There is a bit more to it than this, so please call (916) 442-5835 to set up a phone appointment with an attorney at Fraulob – Brown. We will be happy to answer your questions.
Elder Law & Estate Planning Helps Trusted Agents Care For You
As our community ages, more and more people realize the need to plan for again and incapacity. Too often, documents allowing others to act on an elder’s behalf are made without careful consideration and legal counsel. At Fraulob – Brown, we believe that none of these decisions should be made without consideration of our client’s values, making sure that whomever is designated to make decisions when our clients are no longer able to for themselves, is capable and understands and honors our client’s personal wishes.

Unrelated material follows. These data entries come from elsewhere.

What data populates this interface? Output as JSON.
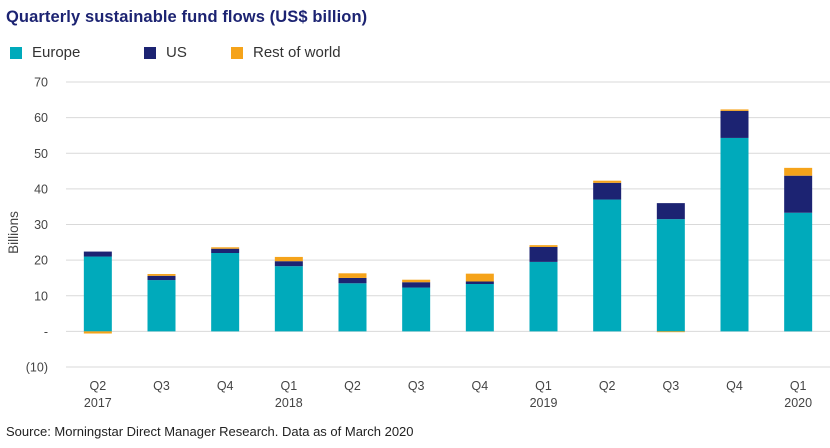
{
  "chart_data": {
    "type": "bar",
    "stacked": true,
    "title": "Quarterly sustainable fund flows (US$ billion)",
    "ylabel": "Billions",
    "ylim": [
      -10,
      70
    ],
    "y_ticks": [
      -10,
      0,
      10,
      20,
      30,
      40,
      50,
      60,
      70
    ],
    "y_tick_labels": [
      "(10)",
      "-",
      "10",
      "20",
      "30",
      "40",
      "50",
      "60",
      "70"
    ],
    "grid": true,
    "legend_position": "top-left",
    "categories": [
      "Q2 2017",
      "Q3 2017",
      "Q4 2017",
      "Q1 2018",
      "Q2 2018",
      "Q3 2018",
      "Q4 2018",
      "Q1 2019",
      "Q2 2019",
      "Q3 2019",
      "Q4 2019",
      "Q1 2020"
    ],
    "x_tick_labels": [
      [
        "Q2",
        "2017"
      ],
      [
        "Q3",
        ""
      ],
      [
        "Q4",
        ""
      ],
      [
        "Q1",
        "2018"
      ],
      [
        "Q2",
        ""
      ],
      [
        "Q3",
        ""
      ],
      [
        "Q4",
        ""
      ],
      [
        "Q1",
        "2019"
      ],
      [
        "Q2",
        ""
      ],
      [
        "Q3",
        ""
      ],
      [
        "Q4",
        ""
      ],
      [
        "Q1",
        "2020"
      ]
    ],
    "series": [
      {
        "name": "Europe",
        "color": "#00aabb",
        "values": [
          21.0,
          14.4,
          22.0,
          18.3,
          13.5,
          12.3,
          13.3,
          19.5,
          37.0,
          31.5,
          54.3,
          33.3
        ]
      },
      {
        "name": "US",
        "color": "#1c2372",
        "values": [
          1.4,
          1.2,
          1.2,
          1.4,
          1.5,
          1.5,
          0.7,
          4.2,
          4.7,
          4.5,
          7.6,
          10.4
        ]
      },
      {
        "name": "Rest of world",
        "color": "#f5a31a",
        "values": [
          -0.6,
          0.5,
          0.4,
          1.2,
          1.3,
          0.7,
          2.2,
          0.5,
          0.6,
          -0.2,
          0.4,
          2.2
        ]
      }
    ]
  },
  "source": "Source: Morningstar Direct Manager Research. Data as of March 2020"
}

Power of Attorney for Health Care
Having an estate plan in place now is the only way to ensure that your loved ones are not guessing as to your wishes for your health care, your assets, funeral and burial/cremation arrangements, and other important decisions. Advance health care directives, also known as Powers of Attorney for Health Care, put decision-making power into the hands of someone you trust (the agent) in the event you can no longer act for yourself. These documents can be written to give immediate power to the agent, or the powers lie dormant until you choose to hand over the power or a doctor determines you cannot act for yourself. Please call (916) 442-5835 to discuss the details with one of our attorneys.
Power of Attorney for Asset Management
In addition to health care planning and decision-making, think of the financial decisions that need to be made. A Power of Attorney for Asset Management gives power to someone you trust, to make decisions regarding your property in the event you cannot act for yourself. Keep in mind that these powers are effective only while you are alive but cannot act due to your incapacity, or if you voluntarily relinquish your powers. The Power of Attorney can be held by the same person who will act as your Trustee. Call (916) 442-5835 to see if this document is right for your estate or elder law plan.

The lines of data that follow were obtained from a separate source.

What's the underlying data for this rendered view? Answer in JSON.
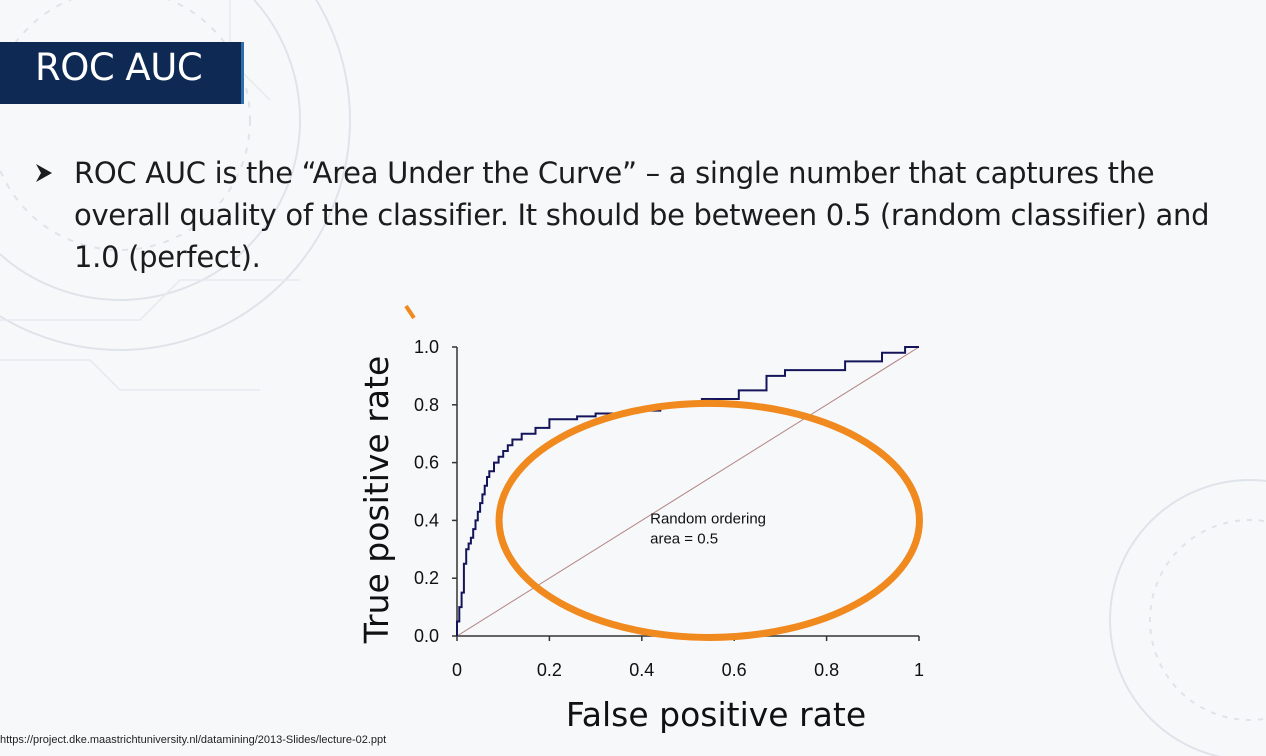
{
  "slide": {
    "title": "ROC AUC",
    "bullet": "ROC AUC is the “Area Under the Curve” – a single number that captures the overall quality of the classifier. It should be between 0.5 (random classifier) and 1.0 (perfect).",
    "source": "https://project.dke.maastrichtuniversity.nl/datamining/2013-Slides/lecture-02.ppt",
    "colors": {
      "title_bg": "#0e2a54",
      "curve": "#14145a",
      "diagonal": "#b08080",
      "highlight": "#f0891e"
    }
  },
  "chart_data": {
    "type": "line",
    "xlabel": "False positive rate",
    "ylabel": "True positive rate",
    "xlim": [
      0,
      1
    ],
    "ylim": [
      0,
      1
    ],
    "x_ticks": [
      "0",
      "0.2",
      "0.4",
      "0.6",
      "0.8",
      "1"
    ],
    "y_ticks": [
      "0.0",
      "0.2",
      "0.4",
      "0.6",
      "0.8",
      "1.0"
    ],
    "annotation": [
      "Random ordering",
      "area = 0.5"
    ],
    "series": [
      {
        "role": "roc-curve",
        "points": [
          [
            0,
            0
          ],
          [
            0,
            0.05
          ],
          [
            0.005,
            0.05
          ],
          [
            0.005,
            0.1
          ],
          [
            0.01,
            0.1
          ],
          [
            0.01,
            0.15
          ],
          [
            0.015,
            0.15
          ],
          [
            0.015,
            0.25
          ],
          [
            0.02,
            0.25
          ],
          [
            0.02,
            0.3
          ],
          [
            0.025,
            0.3
          ],
          [
            0.025,
            0.32
          ],
          [
            0.03,
            0.32
          ],
          [
            0.03,
            0.34
          ],
          [
            0.035,
            0.34
          ],
          [
            0.035,
            0.37
          ],
          [
            0.04,
            0.37
          ],
          [
            0.04,
            0.4
          ],
          [
            0.045,
            0.4
          ],
          [
            0.045,
            0.43
          ],
          [
            0.05,
            0.43
          ],
          [
            0.05,
            0.46
          ],
          [
            0.055,
            0.46
          ],
          [
            0.055,
            0.49
          ],
          [
            0.06,
            0.49
          ],
          [
            0.06,
            0.52
          ],
          [
            0.065,
            0.52
          ],
          [
            0.065,
            0.55
          ],
          [
            0.07,
            0.55
          ],
          [
            0.07,
            0.57
          ],
          [
            0.08,
            0.57
          ],
          [
            0.08,
            0.6
          ],
          [
            0.09,
            0.6
          ],
          [
            0.09,
            0.62
          ],
          [
            0.1,
            0.62
          ],
          [
            0.1,
            0.64
          ],
          [
            0.11,
            0.64
          ],
          [
            0.11,
            0.66
          ],
          [
            0.12,
            0.66
          ],
          [
            0.12,
            0.68
          ],
          [
            0.14,
            0.68
          ],
          [
            0.14,
            0.7
          ],
          [
            0.17,
            0.7
          ],
          [
            0.17,
            0.72
          ],
          [
            0.2,
            0.72
          ],
          [
            0.2,
            0.75
          ],
          [
            0.26,
            0.75
          ],
          [
            0.26,
            0.76
          ],
          [
            0.3,
            0.76
          ],
          [
            0.3,
            0.77
          ],
          [
            0.37,
            0.77
          ],
          [
            0.37,
            0.78
          ],
          [
            0.44,
            0.78
          ],
          [
            0.44,
            0.8
          ],
          [
            0.53,
            0.8
          ],
          [
            0.53,
            0.82
          ],
          [
            0.61,
            0.82
          ],
          [
            0.61,
            0.85
          ],
          [
            0.67,
            0.85
          ],
          [
            0.67,
            0.9
          ],
          [
            0.71,
            0.9
          ],
          [
            0.71,
            0.92
          ],
          [
            0.84,
            0.92
          ],
          [
            0.84,
            0.95
          ],
          [
            0.92,
            0.95
          ],
          [
            0.92,
            0.98
          ],
          [
            0.97,
            0.98
          ],
          [
            0.97,
            1
          ],
          [
            1,
            1
          ]
        ]
      },
      {
        "role": "random-diagonal",
        "points": [
          [
            0,
            0
          ],
          [
            1,
            1
          ]
        ]
      }
    ],
    "highlight_ellipse": {
      "cx": 0.546,
      "cy": 0.4,
      "rx": 0.455,
      "ry": 0.405
    }
  }
}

An Estate and Elder Law Plan Gives You Peace of Mind
Your estate plan will contain the necessary provisions for your end-of-life care, how your property will be divided, and who will act for you should you lose the ability to do so. Making these decisions now will give you great peace of mind, because you can rest easy knowing that whatever happens, you are prepared.
An Estate and Elder Law Plan Keeps Peace Among Your Loved Ones
How many times have you heard about fights erupting in otherwise peaceful families after Mom or Dad passes away or experiences dementia? It is sad but true: when a loved one dies or experiences diminished capacity without having made his or her wishes known, conflicts arise. Emotions run high. But when estate and elder law planning documents are in place, much of the confusion and disagreement is replaced with order, structure, and harmony. Do yourself and your loved ones a favor, and get prepared.